Vaping is a major health risk behavior which often occurs socially. Limited social activity during the COVID-19 pandemic contributed to worsening social and emotional health. We investigated associations among youth vaping, and reports of worsening mental health, loneliness, and relationships with friends and romantic partners (ie, social health), as well as perceived attitudes toward COVID-19 mitigation measures.


Methods:

From October 2020 to May 2021, a clinical convenience sample of adolescents and young adults (AYA) reported on their past-year substance use, including vaping, their mental health, COVID-19 related exposures and impacts, and their attitudes toward non-pharmaceutical COVID-19 mitigation interventions, via a confidential electronic survey.
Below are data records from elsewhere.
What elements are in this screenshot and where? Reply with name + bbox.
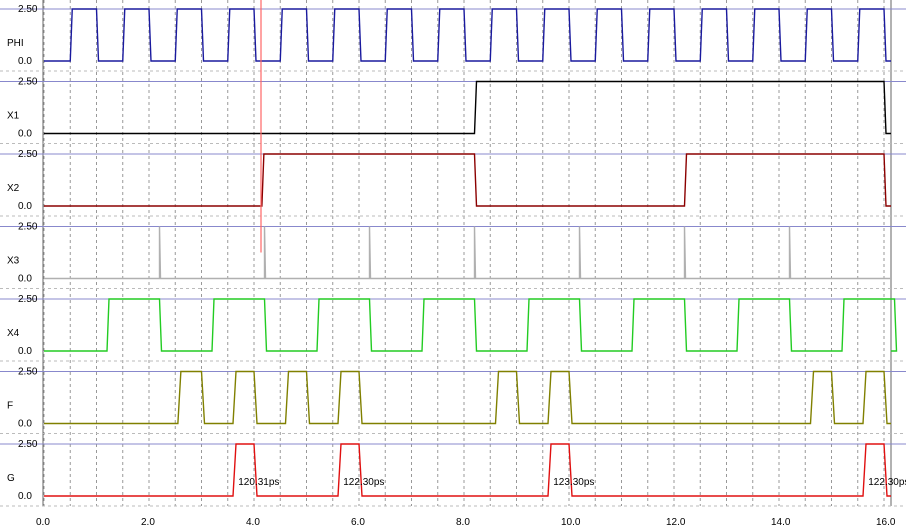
series-label: G: [7, 473, 15, 484]
x-tick-label: 10.0: [561, 517, 581, 528]
chart-background: [0, 0, 906, 528]
x-tick-label: 8.0: [456, 517, 470, 528]
x-tick-label: 14.0: [771, 517, 791, 528]
x-tick-label: 6.0: [351, 517, 365, 528]
x-tick-label: 2.0: [141, 517, 155, 528]
y-tick-label: 2.50: [18, 367, 38, 378]
series-label: X2: [7, 183, 20, 194]
y-tick-label: 0.0: [18, 491, 32, 502]
y-tick-label: 2.50: [18, 149, 38, 160]
y-tick-label: 2.50: [18, 222, 38, 233]
y-tick-label: 2.50: [18, 77, 38, 88]
y-tick-label: 0.0: [18, 129, 32, 140]
series-label: PHI: [7, 38, 24, 49]
delay-annotation: 122.30ps: [868, 477, 906, 488]
delay-annotation: 120.31ps: [238, 477, 279, 488]
x-tick-label: 16.0: [876, 517, 896, 528]
y-tick-label: 0.0: [18, 56, 32, 67]
y-tick-label: 0.0: [18, 201, 32, 212]
y-tick-label: 0.0: [18, 419, 32, 430]
waveform-chart: 2.50 0.0 PHI 2.50 0.0 X1 2.50 0.0 X2 2.50 0.0 X3 2.5…: [0, 0, 906, 528]
y-tick-label: 2.50: [18, 4, 38, 15]
y-tick-label: 0.0: [18, 346, 32, 357]
series-label: X1: [7, 111, 20, 122]
y-tick-label: 0.0: [18, 274, 32, 285]
x-tick-label: 4.0: [246, 517, 260, 528]
x-tick-label: 12.0: [666, 517, 686, 528]
x-tick-label: 0.0: [36, 517, 50, 528]
y-tick-label: 2.50: [18, 294, 38, 305]
series-label: X3: [7, 256, 20, 267]
y-tick-label: 2.50: [18, 439, 38, 450]
delay-annotation: 123.30ps: [553, 477, 594, 488]
series-label: F: [7, 401, 13, 412]
delay-annotation: 122.30ps: [343, 477, 384, 488]
series-label: X4: [7, 328, 20, 339]
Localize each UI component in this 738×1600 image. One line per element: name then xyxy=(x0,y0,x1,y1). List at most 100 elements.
Multivariate logistic regressions were used to estimate associations among vaping and social/emotional health.


Results:

Of 474 AYA (mean age = 19.3 (SD = 1.6) years; 68.6% female), 36.9% reported vaping in the prior 12 months. AYA who self-reported vaping were more likely than non-vaping AYA to report worsening: anxiety/worry (81.1%; P = .036), mood (78.9%; P = .028), eating (64.6%; P = .015), sleep (54.3%; P = .019), family discord (56.6%; P = .034), and substance use (54.9%; P < .001). Participants who vaped also reported easy access to nicotine (63.4%; P < .001) and cannabis products (74.9%; P < .001). No difference in perceived change in social wellbeing was seen between the groups. In adjusted models, vaping was associated with symptoms of depression (AOR = 1.86; 95% CI = 1.06-3.29), less social distancing (AOR = 1.82; 95% CI = 1.11-2.98), lower perceived importance of proper mask wearing (AOR = 3.22; 95% CI = 1.50-6.93), and less regular use of masks (AOR = 2.98; 95% CI = 1.29-6.84).


Conclusions:

We found evidence that vaping was associated with symptoms of depression and lower compliance with non-pharmaceutical COVID-19 mitigation efforts among AYA during the COVID-19 pandemic.


Keywords:

COVID-19; adolescents; cannabis; mental health; nicotine; vaping; young adults.